I closed down when the bars took over the neighborhood. The owner just couldn’t bring himself to downgrade me. He thought the whole idea was degrading.
I was a gathering place for people who socialized, not just a bar where you go up and order a beer and take it back to a beat down table where friends consumed as much as they could going from happy to sad to confrontational back to happy again. Sorry, I started to rant, there.
We pubs were better mannered than that. Though, I can’t really explain the difference. I think the whole idea of what makes a pub and what makes a bar has been blurred over time.
I am probably just what the client expects me to be.
There has been a smoking ban. I think bars, um, pubs were the last holdouts on smoking.

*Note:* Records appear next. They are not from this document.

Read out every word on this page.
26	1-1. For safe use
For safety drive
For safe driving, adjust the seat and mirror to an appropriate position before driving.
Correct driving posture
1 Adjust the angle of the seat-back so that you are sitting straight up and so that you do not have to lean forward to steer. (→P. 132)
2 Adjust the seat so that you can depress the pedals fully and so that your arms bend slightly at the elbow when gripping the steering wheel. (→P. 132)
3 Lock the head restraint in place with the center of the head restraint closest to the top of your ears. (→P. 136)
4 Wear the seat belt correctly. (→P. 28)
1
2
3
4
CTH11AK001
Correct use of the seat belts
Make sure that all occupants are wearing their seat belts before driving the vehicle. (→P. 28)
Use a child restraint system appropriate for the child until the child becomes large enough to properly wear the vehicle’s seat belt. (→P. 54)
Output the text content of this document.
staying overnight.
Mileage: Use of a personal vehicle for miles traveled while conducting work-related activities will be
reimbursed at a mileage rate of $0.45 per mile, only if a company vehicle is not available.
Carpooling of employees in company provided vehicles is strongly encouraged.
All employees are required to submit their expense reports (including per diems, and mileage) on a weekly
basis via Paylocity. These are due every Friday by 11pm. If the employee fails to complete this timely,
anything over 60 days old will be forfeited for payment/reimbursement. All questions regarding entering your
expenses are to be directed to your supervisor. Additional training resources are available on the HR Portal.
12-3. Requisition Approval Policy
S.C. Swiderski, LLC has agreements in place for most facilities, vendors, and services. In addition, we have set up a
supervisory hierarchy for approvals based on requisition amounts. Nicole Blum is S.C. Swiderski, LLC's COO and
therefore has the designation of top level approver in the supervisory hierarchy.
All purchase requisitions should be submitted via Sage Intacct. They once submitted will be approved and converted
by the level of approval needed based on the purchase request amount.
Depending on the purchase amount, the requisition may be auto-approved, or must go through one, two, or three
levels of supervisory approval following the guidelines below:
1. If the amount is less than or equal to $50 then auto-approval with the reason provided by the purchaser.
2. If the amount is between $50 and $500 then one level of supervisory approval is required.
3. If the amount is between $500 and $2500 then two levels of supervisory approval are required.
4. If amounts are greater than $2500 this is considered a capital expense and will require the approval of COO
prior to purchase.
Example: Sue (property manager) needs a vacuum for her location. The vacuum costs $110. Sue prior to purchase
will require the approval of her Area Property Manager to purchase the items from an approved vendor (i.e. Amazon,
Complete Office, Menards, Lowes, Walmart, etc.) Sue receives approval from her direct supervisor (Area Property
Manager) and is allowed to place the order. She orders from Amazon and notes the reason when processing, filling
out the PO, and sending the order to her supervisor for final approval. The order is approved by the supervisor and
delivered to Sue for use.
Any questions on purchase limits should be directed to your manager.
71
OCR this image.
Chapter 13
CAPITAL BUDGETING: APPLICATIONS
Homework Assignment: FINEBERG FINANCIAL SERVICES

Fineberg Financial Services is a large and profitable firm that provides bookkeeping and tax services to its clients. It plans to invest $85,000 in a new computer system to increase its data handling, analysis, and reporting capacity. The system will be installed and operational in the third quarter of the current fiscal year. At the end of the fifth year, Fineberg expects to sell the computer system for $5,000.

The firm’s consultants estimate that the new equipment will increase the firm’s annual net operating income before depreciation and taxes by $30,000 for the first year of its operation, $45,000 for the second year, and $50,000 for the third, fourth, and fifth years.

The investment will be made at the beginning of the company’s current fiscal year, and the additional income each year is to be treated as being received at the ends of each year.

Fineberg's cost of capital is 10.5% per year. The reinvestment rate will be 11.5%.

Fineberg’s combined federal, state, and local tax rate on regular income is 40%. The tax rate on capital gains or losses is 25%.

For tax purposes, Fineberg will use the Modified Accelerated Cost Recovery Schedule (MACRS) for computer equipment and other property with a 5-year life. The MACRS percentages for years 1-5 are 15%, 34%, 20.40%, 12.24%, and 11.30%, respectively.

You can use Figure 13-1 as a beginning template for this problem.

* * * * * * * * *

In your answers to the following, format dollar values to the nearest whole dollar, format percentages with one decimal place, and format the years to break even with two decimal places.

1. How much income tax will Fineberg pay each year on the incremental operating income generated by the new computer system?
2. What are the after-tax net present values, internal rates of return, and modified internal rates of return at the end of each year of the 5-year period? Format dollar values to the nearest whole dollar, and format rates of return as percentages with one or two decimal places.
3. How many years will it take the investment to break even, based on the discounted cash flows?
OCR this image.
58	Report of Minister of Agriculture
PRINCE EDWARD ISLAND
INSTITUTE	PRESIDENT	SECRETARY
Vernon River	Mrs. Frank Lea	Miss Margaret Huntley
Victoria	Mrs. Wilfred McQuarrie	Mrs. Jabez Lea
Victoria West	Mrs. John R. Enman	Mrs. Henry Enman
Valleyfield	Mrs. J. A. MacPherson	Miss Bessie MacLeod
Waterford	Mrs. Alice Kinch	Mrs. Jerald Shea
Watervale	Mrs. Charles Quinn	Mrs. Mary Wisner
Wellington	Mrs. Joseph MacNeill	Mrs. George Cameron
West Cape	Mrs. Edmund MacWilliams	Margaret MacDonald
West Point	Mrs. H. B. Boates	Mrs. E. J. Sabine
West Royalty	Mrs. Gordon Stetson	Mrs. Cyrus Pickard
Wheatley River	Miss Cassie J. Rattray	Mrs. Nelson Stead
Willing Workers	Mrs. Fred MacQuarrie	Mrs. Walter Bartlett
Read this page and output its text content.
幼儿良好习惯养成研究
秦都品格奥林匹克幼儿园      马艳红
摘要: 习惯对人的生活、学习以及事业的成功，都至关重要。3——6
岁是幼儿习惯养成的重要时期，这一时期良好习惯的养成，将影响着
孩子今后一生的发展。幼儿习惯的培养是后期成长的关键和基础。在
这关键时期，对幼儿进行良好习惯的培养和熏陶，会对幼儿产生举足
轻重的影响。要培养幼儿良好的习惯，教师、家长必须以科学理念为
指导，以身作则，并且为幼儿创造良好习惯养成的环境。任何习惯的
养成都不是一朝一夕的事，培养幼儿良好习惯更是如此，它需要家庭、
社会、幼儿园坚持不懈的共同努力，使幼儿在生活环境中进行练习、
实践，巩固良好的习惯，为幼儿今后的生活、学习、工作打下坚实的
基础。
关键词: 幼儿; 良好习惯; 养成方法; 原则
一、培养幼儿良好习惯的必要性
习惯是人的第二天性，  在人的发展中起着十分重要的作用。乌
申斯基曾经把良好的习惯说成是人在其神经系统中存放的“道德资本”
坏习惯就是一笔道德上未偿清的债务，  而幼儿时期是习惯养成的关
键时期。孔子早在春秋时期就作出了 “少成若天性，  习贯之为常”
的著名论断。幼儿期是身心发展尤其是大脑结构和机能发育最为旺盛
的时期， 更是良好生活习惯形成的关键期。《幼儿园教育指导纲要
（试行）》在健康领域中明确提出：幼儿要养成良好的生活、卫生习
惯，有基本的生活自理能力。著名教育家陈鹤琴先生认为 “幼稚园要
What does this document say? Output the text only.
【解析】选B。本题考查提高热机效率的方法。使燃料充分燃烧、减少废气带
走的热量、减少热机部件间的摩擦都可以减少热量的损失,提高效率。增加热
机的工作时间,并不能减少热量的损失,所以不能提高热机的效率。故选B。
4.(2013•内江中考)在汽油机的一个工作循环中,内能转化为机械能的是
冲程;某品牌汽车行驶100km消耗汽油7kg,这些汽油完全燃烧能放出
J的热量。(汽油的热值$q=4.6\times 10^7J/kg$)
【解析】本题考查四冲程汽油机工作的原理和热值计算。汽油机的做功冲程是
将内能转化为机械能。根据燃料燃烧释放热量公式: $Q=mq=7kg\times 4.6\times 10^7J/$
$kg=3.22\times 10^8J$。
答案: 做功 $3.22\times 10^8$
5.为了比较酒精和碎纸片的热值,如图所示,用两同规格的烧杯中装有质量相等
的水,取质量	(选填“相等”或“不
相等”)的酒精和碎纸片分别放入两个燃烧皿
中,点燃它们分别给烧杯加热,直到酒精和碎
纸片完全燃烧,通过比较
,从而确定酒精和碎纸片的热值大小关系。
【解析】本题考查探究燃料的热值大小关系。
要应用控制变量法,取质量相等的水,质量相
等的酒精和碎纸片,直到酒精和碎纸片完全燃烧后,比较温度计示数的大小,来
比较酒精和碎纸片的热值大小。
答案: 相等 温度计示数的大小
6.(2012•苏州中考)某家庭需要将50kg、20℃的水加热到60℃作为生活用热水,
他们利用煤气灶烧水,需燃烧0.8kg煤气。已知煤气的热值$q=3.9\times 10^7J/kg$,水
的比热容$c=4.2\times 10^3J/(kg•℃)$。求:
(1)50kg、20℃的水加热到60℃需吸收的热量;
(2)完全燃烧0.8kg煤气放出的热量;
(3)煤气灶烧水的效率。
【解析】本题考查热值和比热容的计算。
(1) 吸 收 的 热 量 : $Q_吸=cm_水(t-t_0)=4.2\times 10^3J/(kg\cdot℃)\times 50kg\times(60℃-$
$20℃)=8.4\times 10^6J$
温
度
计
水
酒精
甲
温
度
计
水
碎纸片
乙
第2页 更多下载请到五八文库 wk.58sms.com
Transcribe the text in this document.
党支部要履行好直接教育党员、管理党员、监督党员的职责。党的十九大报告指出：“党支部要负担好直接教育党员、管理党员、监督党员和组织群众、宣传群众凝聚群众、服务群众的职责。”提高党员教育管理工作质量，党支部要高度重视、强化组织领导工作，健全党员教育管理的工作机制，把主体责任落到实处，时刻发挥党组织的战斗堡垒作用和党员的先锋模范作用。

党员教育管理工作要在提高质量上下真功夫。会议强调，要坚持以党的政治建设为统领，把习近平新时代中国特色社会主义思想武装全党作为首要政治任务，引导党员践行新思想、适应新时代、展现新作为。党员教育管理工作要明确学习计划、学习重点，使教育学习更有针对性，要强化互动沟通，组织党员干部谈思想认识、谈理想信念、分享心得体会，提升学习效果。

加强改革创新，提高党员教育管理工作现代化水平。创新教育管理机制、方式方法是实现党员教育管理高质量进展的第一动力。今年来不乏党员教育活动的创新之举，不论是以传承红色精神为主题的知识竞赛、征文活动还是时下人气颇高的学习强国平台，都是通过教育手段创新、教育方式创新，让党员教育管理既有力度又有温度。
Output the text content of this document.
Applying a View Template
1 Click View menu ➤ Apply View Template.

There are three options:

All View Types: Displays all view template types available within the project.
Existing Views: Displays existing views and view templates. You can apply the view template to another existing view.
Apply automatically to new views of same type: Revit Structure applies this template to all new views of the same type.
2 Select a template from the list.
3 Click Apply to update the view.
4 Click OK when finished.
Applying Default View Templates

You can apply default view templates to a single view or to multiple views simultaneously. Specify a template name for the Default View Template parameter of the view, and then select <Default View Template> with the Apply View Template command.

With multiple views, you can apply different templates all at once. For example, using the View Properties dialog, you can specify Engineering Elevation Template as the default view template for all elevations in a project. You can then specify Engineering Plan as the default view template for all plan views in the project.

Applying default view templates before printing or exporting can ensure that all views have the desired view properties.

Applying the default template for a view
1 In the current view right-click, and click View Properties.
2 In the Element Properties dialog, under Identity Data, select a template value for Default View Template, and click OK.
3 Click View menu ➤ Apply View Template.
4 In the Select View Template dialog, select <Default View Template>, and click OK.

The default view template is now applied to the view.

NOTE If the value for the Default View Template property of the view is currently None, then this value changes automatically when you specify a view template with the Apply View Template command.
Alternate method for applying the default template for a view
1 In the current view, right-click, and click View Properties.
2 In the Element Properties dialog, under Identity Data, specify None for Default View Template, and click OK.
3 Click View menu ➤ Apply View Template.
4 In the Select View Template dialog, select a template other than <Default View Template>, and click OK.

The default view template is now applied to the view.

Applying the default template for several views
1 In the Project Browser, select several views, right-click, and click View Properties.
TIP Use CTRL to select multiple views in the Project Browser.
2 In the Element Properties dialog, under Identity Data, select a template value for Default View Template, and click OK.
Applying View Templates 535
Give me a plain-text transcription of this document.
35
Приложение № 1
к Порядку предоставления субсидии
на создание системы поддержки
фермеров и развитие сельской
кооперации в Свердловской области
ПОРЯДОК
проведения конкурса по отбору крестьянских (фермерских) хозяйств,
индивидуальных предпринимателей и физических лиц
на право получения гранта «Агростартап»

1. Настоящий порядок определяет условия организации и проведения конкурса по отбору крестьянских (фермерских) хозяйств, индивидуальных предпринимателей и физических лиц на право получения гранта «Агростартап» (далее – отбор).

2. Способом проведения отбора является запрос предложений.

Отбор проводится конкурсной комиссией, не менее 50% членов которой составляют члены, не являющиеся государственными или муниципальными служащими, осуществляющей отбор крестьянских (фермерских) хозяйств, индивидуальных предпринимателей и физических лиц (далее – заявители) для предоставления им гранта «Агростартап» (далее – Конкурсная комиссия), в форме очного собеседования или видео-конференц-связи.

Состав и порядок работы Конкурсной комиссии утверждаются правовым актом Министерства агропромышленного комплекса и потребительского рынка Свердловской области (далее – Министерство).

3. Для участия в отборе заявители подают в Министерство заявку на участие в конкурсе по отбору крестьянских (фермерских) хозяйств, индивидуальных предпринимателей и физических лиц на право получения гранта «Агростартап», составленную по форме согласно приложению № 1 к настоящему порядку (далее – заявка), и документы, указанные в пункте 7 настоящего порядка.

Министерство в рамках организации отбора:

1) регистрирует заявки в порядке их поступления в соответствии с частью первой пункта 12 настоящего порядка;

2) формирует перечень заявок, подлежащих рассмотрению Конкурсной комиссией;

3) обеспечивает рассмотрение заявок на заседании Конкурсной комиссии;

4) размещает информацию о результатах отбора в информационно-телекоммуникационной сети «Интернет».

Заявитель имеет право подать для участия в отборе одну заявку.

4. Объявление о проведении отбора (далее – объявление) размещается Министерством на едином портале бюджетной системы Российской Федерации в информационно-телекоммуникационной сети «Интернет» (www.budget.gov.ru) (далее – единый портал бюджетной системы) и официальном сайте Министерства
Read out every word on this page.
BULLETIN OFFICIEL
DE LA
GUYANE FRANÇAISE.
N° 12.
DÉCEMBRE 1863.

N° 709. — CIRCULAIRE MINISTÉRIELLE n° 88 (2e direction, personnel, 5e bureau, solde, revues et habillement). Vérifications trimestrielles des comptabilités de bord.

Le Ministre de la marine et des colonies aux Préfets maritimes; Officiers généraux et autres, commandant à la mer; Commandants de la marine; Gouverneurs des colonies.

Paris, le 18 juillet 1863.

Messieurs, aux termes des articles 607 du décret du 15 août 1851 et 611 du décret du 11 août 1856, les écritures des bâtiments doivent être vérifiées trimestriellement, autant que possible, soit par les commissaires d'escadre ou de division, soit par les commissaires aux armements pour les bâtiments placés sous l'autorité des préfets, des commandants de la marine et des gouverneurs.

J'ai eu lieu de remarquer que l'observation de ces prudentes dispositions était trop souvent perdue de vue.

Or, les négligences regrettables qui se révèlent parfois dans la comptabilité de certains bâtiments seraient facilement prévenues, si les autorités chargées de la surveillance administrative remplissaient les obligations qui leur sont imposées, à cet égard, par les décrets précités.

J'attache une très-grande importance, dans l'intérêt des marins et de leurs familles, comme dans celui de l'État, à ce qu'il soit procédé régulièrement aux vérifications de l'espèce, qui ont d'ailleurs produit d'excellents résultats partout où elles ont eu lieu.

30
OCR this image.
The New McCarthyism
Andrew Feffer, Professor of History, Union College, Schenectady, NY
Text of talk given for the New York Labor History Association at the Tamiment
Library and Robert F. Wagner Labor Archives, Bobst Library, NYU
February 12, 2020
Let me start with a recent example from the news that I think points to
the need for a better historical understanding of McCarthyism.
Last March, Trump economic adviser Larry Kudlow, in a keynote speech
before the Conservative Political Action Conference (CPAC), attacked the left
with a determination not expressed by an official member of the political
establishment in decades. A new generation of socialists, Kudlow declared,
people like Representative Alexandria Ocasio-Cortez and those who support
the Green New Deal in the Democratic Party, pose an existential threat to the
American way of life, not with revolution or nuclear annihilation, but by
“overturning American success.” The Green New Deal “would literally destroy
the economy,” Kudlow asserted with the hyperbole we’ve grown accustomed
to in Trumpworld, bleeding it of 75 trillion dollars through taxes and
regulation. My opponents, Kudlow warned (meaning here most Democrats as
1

Having a lungful went hand in hand with hefting a beer stein. I never thought I’d see the day.
But it came.
The barmaids, ummm waitresses or whatever they want to be called seemed to complain the loudest about the smokers. They chose a line of work that put them in direct exposure to people who lost integrity as the night wore on but resisted what they called secondhand smoke.
My owner was of the opinion that everyone he hired from the first hint of banning cigarettes should bring the tobacco habit with them and be smoking right out front with the rest of them.
While big offices and Wall Street bosses were implementing workshops and incentives for the employee to drop the dreadful, dirty, disgusting health defying habit, my owner wanted to encourage applicants who smoked to come work here.
During that time of ‘us vs them,’ a new bar opened of all places right next door. It was clean and sleek and bright. A mirror opposite. My owner thought we would certainly keep our regulars.
We did, some of them.
But, not enough.
We were betrayed by a bar called of all things ‘Belly Up!’ You don’t happen to have a smoke I could bum?